China Daily | Updated: 2008-05-14 07:41

Hewlett-Packard Co, the world's biggest personal-computer maker, agreed to buy Electronic Data Systems Corp for $13.9 billion to more than double its sales from computer services. The company raised its full-year profit and sales forecasts for the year.

Hewlett-Packard will pay $25 a share, or 33 percent more than Electronic Data's closing price on Friday, before the companies disclosed they were in talks. The acquisition will start adding to earnings, excluding some costs, as of fiscal 2009, Hewlett-Packard said yesterday in a statement.

The purchase is Hewlett-Packard's largest since the $18.9 billion takeover of Compaq Computer Corp, led by Chief Executive Officer Mark Hurd's predecessor, Carly Fiorina. Combining with Electronic Data, founded by H. Ross Perot in 1962 with $1,000, would help Hurd more than double revenue from services as PC shipment growth slows worldwide.

This is "a big jump start to H-P's outsourcing business", Crawford Del Prete, an analyst with IDC in Framingham, Massachusetts, said yesterday.
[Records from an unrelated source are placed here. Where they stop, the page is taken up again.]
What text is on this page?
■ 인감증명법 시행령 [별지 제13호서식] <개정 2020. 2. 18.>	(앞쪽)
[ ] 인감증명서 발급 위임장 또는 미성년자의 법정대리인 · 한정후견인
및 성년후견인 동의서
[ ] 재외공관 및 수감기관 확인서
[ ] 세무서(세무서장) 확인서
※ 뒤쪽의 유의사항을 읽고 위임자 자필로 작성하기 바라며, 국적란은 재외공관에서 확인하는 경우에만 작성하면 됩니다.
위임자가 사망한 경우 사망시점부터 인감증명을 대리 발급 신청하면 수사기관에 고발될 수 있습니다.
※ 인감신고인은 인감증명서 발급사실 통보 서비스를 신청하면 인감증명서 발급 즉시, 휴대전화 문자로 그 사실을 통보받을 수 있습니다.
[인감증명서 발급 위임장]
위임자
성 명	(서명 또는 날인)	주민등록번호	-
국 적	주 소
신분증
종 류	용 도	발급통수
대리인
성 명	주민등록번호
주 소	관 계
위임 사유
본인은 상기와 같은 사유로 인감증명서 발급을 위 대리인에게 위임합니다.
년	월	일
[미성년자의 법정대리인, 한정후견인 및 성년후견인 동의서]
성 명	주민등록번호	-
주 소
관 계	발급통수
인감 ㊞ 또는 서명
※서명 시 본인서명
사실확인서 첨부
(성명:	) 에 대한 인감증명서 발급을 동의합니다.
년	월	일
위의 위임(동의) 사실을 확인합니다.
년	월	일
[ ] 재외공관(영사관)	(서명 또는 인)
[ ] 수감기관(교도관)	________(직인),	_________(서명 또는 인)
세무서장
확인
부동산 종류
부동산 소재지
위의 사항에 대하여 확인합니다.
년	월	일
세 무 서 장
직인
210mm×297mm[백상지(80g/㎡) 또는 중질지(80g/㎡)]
Hurd can cut "a significant amount of cost out of EDS" by reducing jobs and combining data centers, he said.

The company said yesterday that second-quarter profit probably amounted to 87 cents a share, excluding some costs. Sales advanced to $28.3 billion. The company said sales will amount to at least $114.2 billion, compared with at least $113.5 billion.

The transaction should close in the second half of 2008, the companies said yesterday in a statement. Hewlett-Packard stock fell 2.6 percent to $45.61 in trading before exchanges opened after closing at $46.83 on Monday on the New York Stock Exchange. Electronic Data, based in Plano, Texas, rose 8 cents to $24.13 after advancing 28 percent yesterday in regular trading.

"The reaction may be a bit negative because EDS has been struggling for a number of years," said Chuck Jones, who helps oversee $17 billion in assets, including Hewlett-Packard shares, at Atlantic Trust Private Wealth Management in San Francisco. "You've got to feel comfortable that he's thought this out well enough to do it. I believe in Mark Hurd."

The acquisition will more than double Hewlett-Packard's annual sales in its services unit to almost $40 billion, making it as large a business as PCs.

Researcher IDC predicts that PC shipment growth probably will slow to 13 percent worldwide in 2008 from 15 percent last year, dragged down by waning demand in the United States, the largest market for the machines.

Hewlett-Packard gets about 15 percent of its revenue from services. The company competes against IBM in storage devices, software and servers - computers used to run corporate networks and websites. IBM, based in Armonk, New York, got about $54.1 billion from services last year, or more than half its sales.

Sales growth at Electronic Data slowed to 4 percent last year, half the pace of the previous year. Sixty-year-old Ronald Rittenmeyer, who became CEO in September, relied on overseas expansion to boost contract signings 66 percent to $5.6 billion last quarter.

Still, a slowing US economy forced some clients to curb spending on small projects, especially in the manufacturing and consumer-products industries, he said last month.